L’homme d’affaires libanais Bahaa Hariri, fils de l’ancien Premier ministre assassiné Rafic Hariri et frère de Saad Hariri, également ex-Premier ministre, a publié un message particulièrement virulent sur les réseaux sociaux visant directement Emmanuel Macron, mettant en cause l’efficacité de l’initiative française lancée après l’explosion du Port de Beyrouth lors de la Explosion du port de Beyrouth. Plus de cinq ans après la catastrophe, il s’interroge publiquement sur les résultats concrets de cette initiative censée sauver l’État libanais.
Dans son message, Bahaa Hariri rappelle qu’à l’été 2020, Emmanuel Macron s’était rendu à Beyrouth en promettant aux Libanais une initiative politique destinée à empêcher l’effondrement du pays. Le président français avait alors affirmé que la France ne laisserait pas le Liban sombrer sous le poids de la corruption et des armes illégales, promettant réformes, transparence et reconstruction de l’État.
Mais pour Hariri, le bilan est aujourd’hui sans appel. Selon lui, les initiatives diplomatiques lancées depuis cette période n’ont pas affaibli la classe politique libanaise en place.
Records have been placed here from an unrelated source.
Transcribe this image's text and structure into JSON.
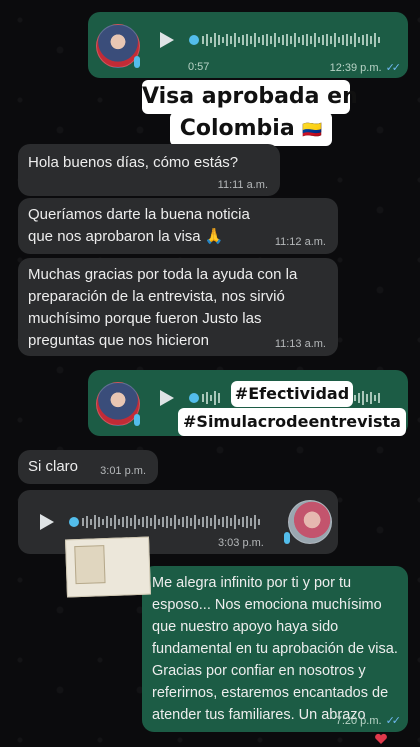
{
  "voice_out_1": {
    "duration": "0:57",
    "time": "12:39 p.m.",
    "ticks": "✓✓"
  },
  "headline": {
    "line1": "Visa aprobada en",
    "line2": "Colombia",
    "flag": "🇨🇴"
  },
  "messages_in": [
    {
      "text": "Hola buenos días, cómo estás?",
      "time": "11:11 a.m."
    },
    {
      "text": "Queríamos darte la buena noticia que nos aprobaron la visa 🙏",
      "time": "11:12 a.m."
    },
    {
      "text": "Muchas gracias por toda la ayuda con la preparación de la entrevista, nos sirvió muchísimo porque fueron Justo las preguntas que nos hicieron",
      "time": "11:13 a.m."
    }
  ],
  "voice_out_2": {
    "ticks": "✓✓"
  },
  "hashtags": [
    "#Efectividad",
    "#Simulacrodeentrevista"
  ],
  "message_in_short": {
    "text": "Si claro",
    "time": "3:01 p.m."
  },
  "voice_in": {
    "time": "3:03 p.m."
  },
  "message_out": {
    "text": "Me alegra infinito por ti y por tu esposo... Nos emociona muchísimo que nuestro apoyo haya sido fundamental en tu aprobación de visa. Gracias por confiar en nosotros y referirnos, estaremos encantados de atender tus familiares. Un abrazo",
    "time": "7:20 p.m.",
    "ticks": "✓✓"
  },
  "colors": {
    "outgoing": "#1c5c45",
    "incoming": "#2b2c2e",
    "read_ticks": "#6fb8f0",
    "mic": "#53bdeb"
  }
}
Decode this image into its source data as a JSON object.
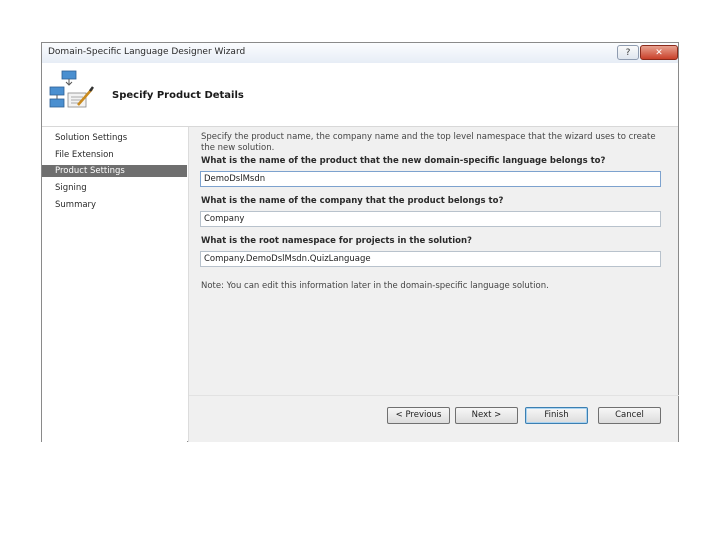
{
  "window": {
    "title": "Domain-Specific Language Designer Wizard",
    "help_label": "?",
    "close_label": "✕"
  },
  "header": {
    "title": "Specify Product Details",
    "icon": "wizard-diagram-icon"
  },
  "nav": {
    "items": [
      {
        "label": "Solution Settings"
      },
      {
        "label": "File Extension"
      },
      {
        "label": "Product Settings"
      },
      {
        "label": "Signing"
      },
      {
        "label": "Summary"
      }
    ],
    "selected_index": 2
  },
  "content": {
    "intro": "Specify the product name, the company name and the top level namespace that the wizard uses to create the new solution.",
    "product_question": "What is the name of the product that the new domain-specific language belongs to?",
    "product_value": "DemoDslMsdn",
    "company_question": "What is the name of the company that the product belongs to?",
    "company_value": "Company",
    "namespace_question": "What is the root namespace for projects in the solution?",
    "namespace_value": "Company.DemoDslMsdn.QuizLanguage",
    "note": "Note: You can edit this information later in the domain-specific language solution."
  },
  "buttons": {
    "previous": "< Previous",
    "next": "Next >",
    "finish": "Finish",
    "cancel": "Cancel"
  }
}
Au contraire, elles lui auraient offert une forme de couverture politique et internationale lui permettant de prolonger son maintien au pouvoir malgré la crise économique et institutionnelle.
L’homme d’affaires accuse cette « même classe dirigeante » d’avoir conduit le Liban vers l’effondrement, d’avoir pillé l’économie nationale et vidé les institutions publiques de leur substance. Il estime également que le pays a été transformé en terrain de confrontation pour des intérêts régionaux.
Le rôle central du Hezbollah dans la crise libanaise
Bahaa Hariri va plus loin en laissant entendre que la stratégie internationale adoptée depuis 2020 a indirectement renforcé le poids du Hezbollah dans le système politique libanais. Selon lui, en cherchant à composer avec les équilibres existants, certaines initiatives diplomatiques auraient contribué à maintenir intacte une structure de pouvoir dans laquelle l’organisation chiite joue un rôle central.
Selon lui, cette élite politique n’a jamais bénéficié d’une véritable légitimité auprès du monde arabe ni d’une réelle confiance de la communauté internationale. Il affirme que le soutien de l’Iran aurait constitué la principale force permettant à ce système politique de se maintenir, entraînant le Liban dans une succession de crises et dans un isolement croissant.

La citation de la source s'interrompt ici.